Is it hard to write poetry? In an old barn, a girl sits at a table and writes poems. She notices the rooster and the weather vane and how, in unexpected ways, they have much in common. She writes about writing poetry. It's not easy! Finally, in the late-night silence, "a small gray verse runs squeaking down one of the rafters/just as the moon floats in through the double barn door." Discover fourteen extraordinary poems about the world around us and the world within our imaginations exquisitely illustrated with dreamlike images by a master painter.
From Booklist, March 5, 1999 A Starred Review
In this picture book of poetry for older children, the first poem sets up the frame-work for an interwoven series of poems, all written by a little girl: "Right here/ on this/ clean/ white page/ I'll scatter some words, / watch them grow...I'll build me a barn./ Lay the lines out straight and/ raise the roof!
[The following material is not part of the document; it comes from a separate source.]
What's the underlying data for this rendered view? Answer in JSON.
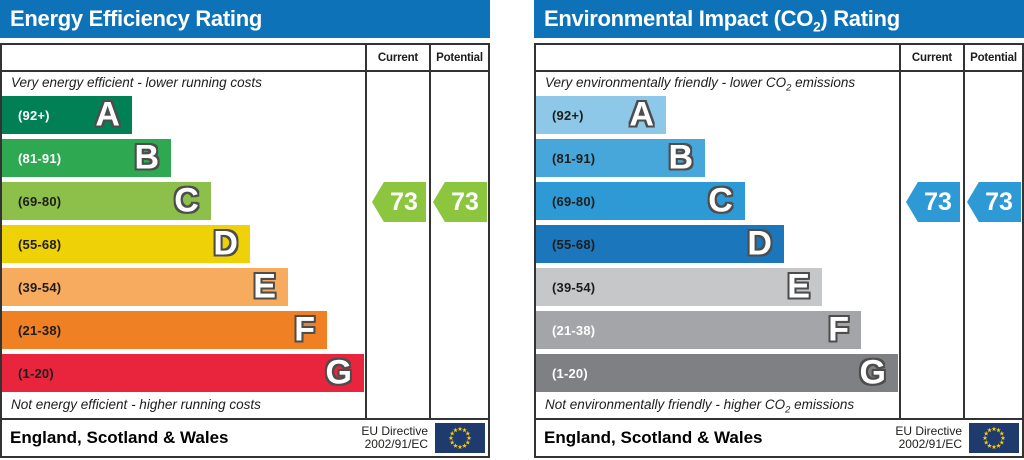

Write here." The next poem is about a barn, the next deals with the rooster weather vane on the barn roof, the next is about a real rooster. Judiciously sprinkled through the book are poems reflecting the poet's view, as in "poem about Rabbit": "I am writing a poem/ about/ rabbit./ A pink-eyed poem/ that watches/ from/ the edges of the page,/ that nibbles/ at the/ corners/ of my mind." Minor's paintings capture the duality, showing in careful, realistic detail the animals and landscapes referred to in the poems. He incorporates a piece of paper into each picture with the words of the poem written on it, and uses occasional whimsical details ö for example, a sharpened pencil in the poet of the scarecrow's overall. Always, the poet is present in the picture. Fortunately, Schertle and Minor are so gifted at their respective skills that the effect is seamless and uncontrived, and the reader is enlight-ened by the unexpected connections and unusual points of view. Children will see the ordinary with new eyes and may even be drawn to put their own perspectives on paper.
From PUBLISHERS WEEKLY - A starred review:
This thoughtful book of poems celebrates the creative process. A girl with a pen in hand - and a computer mouse as well as the furry, whiskered variety close by - sits in a barn writing poetry at a desk; this image frames the collection, which follows the writer from morning to night, closing with "a poem about a barn" where not only bales of hay but "stanzas/are/stacked/to the ceiling." ...Many of the poems offer an invitation to view the world more closely; a mole says "Come on down...taste dirt/on the tip of your tongue...wrap yourself in darkness/see/what you're missing." ...Minor's illustrations neatly combine fidelity to nature with emblems of writing. ...Those who discover this elegantly written, deftly illustrated book will count themselves lucky indeed.
From SCHOOL LIBRARY JOURNAL:
A book that's filled with both rhyming and free verse to inspire children's senses of observation. The 13 selections are loosely connected by the first and last poems written in the voice of the poet as she sits in her barn and observes the sounds and smells and movements of the world around her. ... Several poems are sure to be favorites of those who celebrate the creative process. "Poem About Rabbit" is "A pink-eyed poem/that watches/from the/edges/of the page/that nibbles/at the/corners/of my mind." "Head Full of Turtle" gives new meaning to writers block. Minor's bright watercolor paintings fill the pages with warmth and humor. Children will love looking for symbols of writing in each of the pictures. A terrific choice for reading aloud to younger children and for encouraging upper-elementary graders to write about their worlds.
From ABA KID'S PICK OF THE LISTS:
The author's keen observation of the natural world matched with her creative ability results in a delightful group of poems. "Right here on this clean white page, I'll scatter some words and watch them grow..." And sure enough we get to do just that with Minor's beautiful paintings.